FRACTIONAL FLOW RESERVE DERIVED FROM OPTICAL COHERENCE TOMOGRAPHY

Most recently, it was suggested that vFFR could also be noninvasively calculated by frequency domain OCT (FD-OCT). FD-OCT merges to be another novel noninvasive method for the quantitative measure of stenosis severity, which provides cross-sectional images of coronary arteries and deployed stents with micron resolution and measures lumen dimensions with excellent reproducibility.[2930] It also provides information about plaque vulnerability, calcification, estimates the blood flow resistance and microvascular resistance of the vessel segments imaged. Through the volumetric analysis of FD-OCT images, FFR was calculated from the blood flow resistance and the microvascular resistance.[31] Combined with a blood flow resistances model, it can overcome many limitations of conventional measures of stenosis severity based on QCA. FD-OCT derived FFR (FFROCT), showed a significant correlation with pressure derived FFR.[31] Zafar et al. calculated FFROCT with microvascular resistance under maximal hyperemia (Rmv), blood flow resistance of the stenosis (Rs), and the blood flow resistance of the length of vessel outside the imaged segment (Re). FFR was calculated as (Rmv + Re)/(Rmv + Re + Rs) with Rmv measured by dividing the hyperemic microvascular resistance index and Re calculated as the viscous flow resistance of the length of vessel outside the imaged segment using Poiseuille's law.[31] Rs that is assumed to consist of a flow independent component that results from vicious and kinetic losses, and a result is calculated using the analytical method.
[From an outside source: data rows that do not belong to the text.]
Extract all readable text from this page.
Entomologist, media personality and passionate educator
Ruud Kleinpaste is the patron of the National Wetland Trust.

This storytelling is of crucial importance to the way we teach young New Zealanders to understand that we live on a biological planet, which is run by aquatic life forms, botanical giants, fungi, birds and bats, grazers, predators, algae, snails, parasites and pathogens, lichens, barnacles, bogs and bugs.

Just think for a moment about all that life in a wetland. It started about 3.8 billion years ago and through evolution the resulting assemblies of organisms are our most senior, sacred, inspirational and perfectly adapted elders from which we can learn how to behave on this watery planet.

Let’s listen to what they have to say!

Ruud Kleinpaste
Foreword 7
Stefano et al.[32] were the first to determine the correlation between FFR and OCT derived lumen measurements in 14 patients with 18 stenosis, but no significant correlation between FFR and the OCT measured minimum lumen area (MLA) (r = 0.167, P = 0.56), minimum lumen diameter (MLD) (r = −0.42, P = 0.13), and percent area stenosis (%AS) (r = 0.29, P = 0.29) was found. Recently, Gonzalo et al.[33] evaluated the diagnostic efficiency of OCT derived lumen measurements identifying the stenosis severity in 56 patients with 61 stenoses and reported poor but significant correlation between FFR and OCT measured MLA (r = 0.51, P < 0.001), MLD (r = 0.4, P = 0.005), and %AS (r = 0.33, P = 0.02). Zafar et al.[31] carried out a feasibility study enrolled 20 patients to figure out the relationship between pressure-derived FFR and FFROCT. A moderate but significant correlation between pressure derived FFR and FFROCT (r = 0.69, P < 0.001) was detected, and Bland–Altman analysis showed that the mean differences between FFR and FFROCT were 0.05 ± 0.14 (limits of agreement: −0.09–0.19).[31]
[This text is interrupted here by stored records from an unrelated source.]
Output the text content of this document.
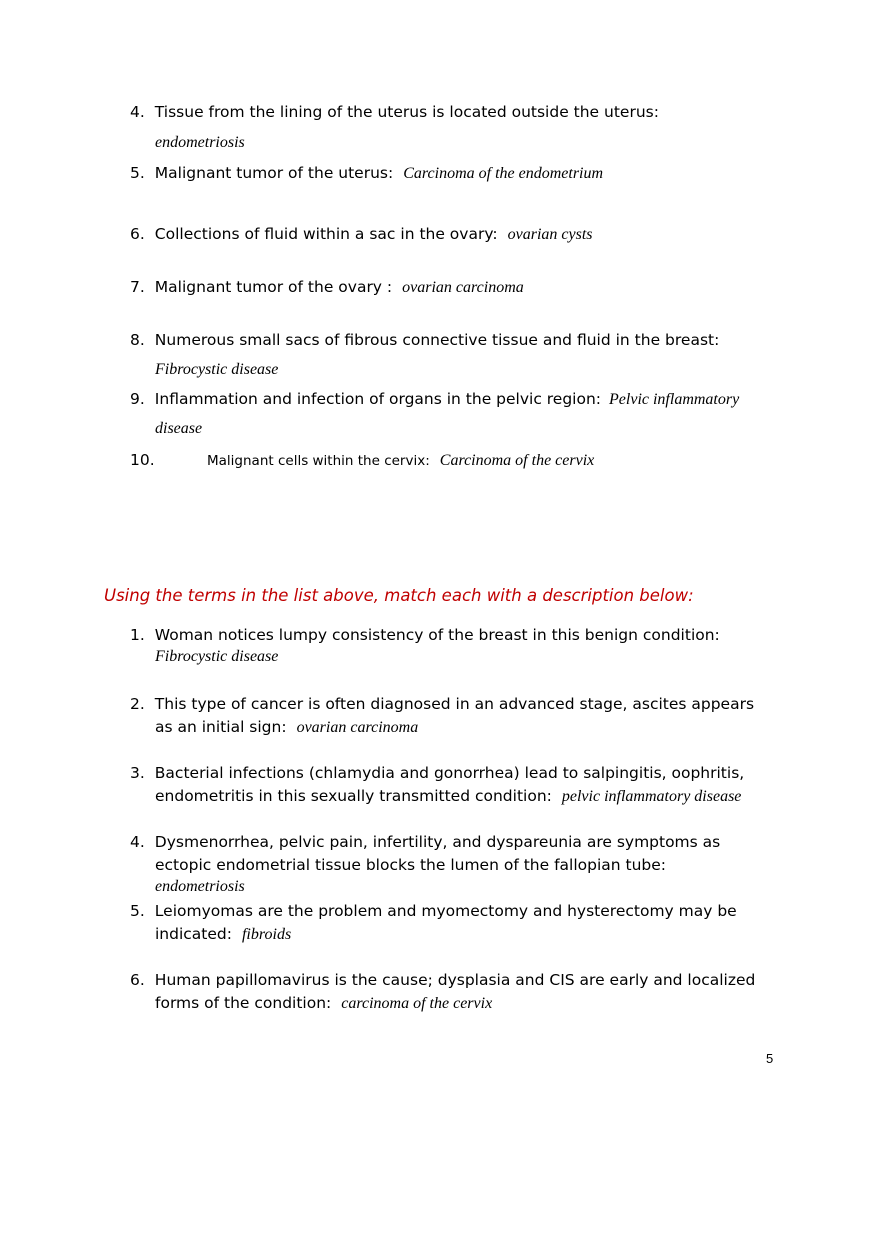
4. Tissue from the lining of the uterus is located outside the uterus:
endometriosis
5. Malignant tumor of the uterus: Carcinoma of the endometrium
6. Collections of fluid within a sac in the ovary: ovarian cysts
7. Malignant tumor of the ovary : ovarian carcinoma
8. Numerous small sacs of fibrous connective tissue and fluid in the breast:
Fibrocystic disease
9. Inflammation and infection of organs in the pelvic region: Pelvic inflammatory
disease
10.	Malignant cells within the cervix: Carcinoma of the cervix
Using the terms in the list above, match each with a description below:
1. Woman notices lumpy consistency of the breast in this benign condition:
Fibrocystic disease
2. This type of cancer is often diagnosed in an advanced stage, ascites appears
as an initial sign: ovarian carcinoma
3. Bacterial infections (chlamydia and gonorrhea) lead to salpingitis, oophritis,
endometritis in this sexually transmitted condition: pelvic inflammatory disease
4. Dysmenorrhea, pelvic pain, infertility, and dyspareunia are symptoms as
ectopic endometrial tissue blocks the lumen of the fallopian tube:
endometriosis
5. Leiomyomas are the problem and myomectomy and hysterectomy may be
indicated: fibroids
6. Human papillomavirus is the cause; dysplasia and CIS are early and localized
forms of the condition: carcinoma of the cervix
5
Frequency domain optical coherence tomography is a promising tool in assessing stenotic lesions. Firstly, since no clear guidelines on how to manage multiple lesions with a positive FFR in the distal segment, FD-OCT is important to identify the noncritical MLA in the proximal stenosis, leading to selective intervention of the distal stenosis and optimization of the stent deployment procedure.[32]
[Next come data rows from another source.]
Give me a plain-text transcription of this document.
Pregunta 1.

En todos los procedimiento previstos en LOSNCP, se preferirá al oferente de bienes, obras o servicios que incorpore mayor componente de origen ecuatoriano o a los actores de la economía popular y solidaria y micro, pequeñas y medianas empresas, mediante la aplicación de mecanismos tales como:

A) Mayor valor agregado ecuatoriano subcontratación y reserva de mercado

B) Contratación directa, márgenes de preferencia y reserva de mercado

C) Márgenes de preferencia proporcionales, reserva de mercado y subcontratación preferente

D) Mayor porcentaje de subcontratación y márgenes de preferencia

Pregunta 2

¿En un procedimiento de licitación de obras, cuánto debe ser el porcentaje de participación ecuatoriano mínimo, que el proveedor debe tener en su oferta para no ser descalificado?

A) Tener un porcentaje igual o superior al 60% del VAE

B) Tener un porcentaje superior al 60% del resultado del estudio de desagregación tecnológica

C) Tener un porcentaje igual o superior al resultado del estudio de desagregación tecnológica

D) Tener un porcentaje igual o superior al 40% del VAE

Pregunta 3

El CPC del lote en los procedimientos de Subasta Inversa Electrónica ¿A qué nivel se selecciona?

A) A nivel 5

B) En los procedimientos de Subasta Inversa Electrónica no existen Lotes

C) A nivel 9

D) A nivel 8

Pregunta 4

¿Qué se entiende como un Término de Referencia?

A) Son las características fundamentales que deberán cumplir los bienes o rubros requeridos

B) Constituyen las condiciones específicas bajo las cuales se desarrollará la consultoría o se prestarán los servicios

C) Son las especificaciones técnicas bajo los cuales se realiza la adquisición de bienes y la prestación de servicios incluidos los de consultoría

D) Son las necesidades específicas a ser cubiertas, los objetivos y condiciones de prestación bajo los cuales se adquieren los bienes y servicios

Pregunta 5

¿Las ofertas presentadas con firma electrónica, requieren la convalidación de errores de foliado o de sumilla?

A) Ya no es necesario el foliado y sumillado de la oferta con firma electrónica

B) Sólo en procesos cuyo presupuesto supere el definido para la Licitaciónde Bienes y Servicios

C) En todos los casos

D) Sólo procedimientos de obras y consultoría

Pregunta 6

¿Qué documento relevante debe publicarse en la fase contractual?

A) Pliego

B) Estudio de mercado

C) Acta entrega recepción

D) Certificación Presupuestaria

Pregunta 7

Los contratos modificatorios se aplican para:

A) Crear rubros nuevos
Secondly, FD-OCT also has a positive effect under the conditions of acute coronary syndromes and negative FFR to evaluate any feature of plaque instability. However, since a meaningful cut-off value for stenting decisions is not driven yet, FFROCT may not be considered in primary stenting decisions. With further validation, FFROCT has the potential to become a valuable tool for the evaluation of coronary artery stenosis and may play a role in interventional procedural planning and decision-making.

PERSPECTIVE

In summary, FFRCT, FFRQCA and FFROCT have their own advantages and limitations respectively. It displays a significant superiority of the traditional invasive one and may be a potential diagnostic tool for lesion-specific ischemia and help to make optimal clinical decisions. However, the Newland discovered by Columbus needs hundreds of followers to create the prosperity. Therefore, these noninvasive assessment techniques of coronary FFR should be under exploiting.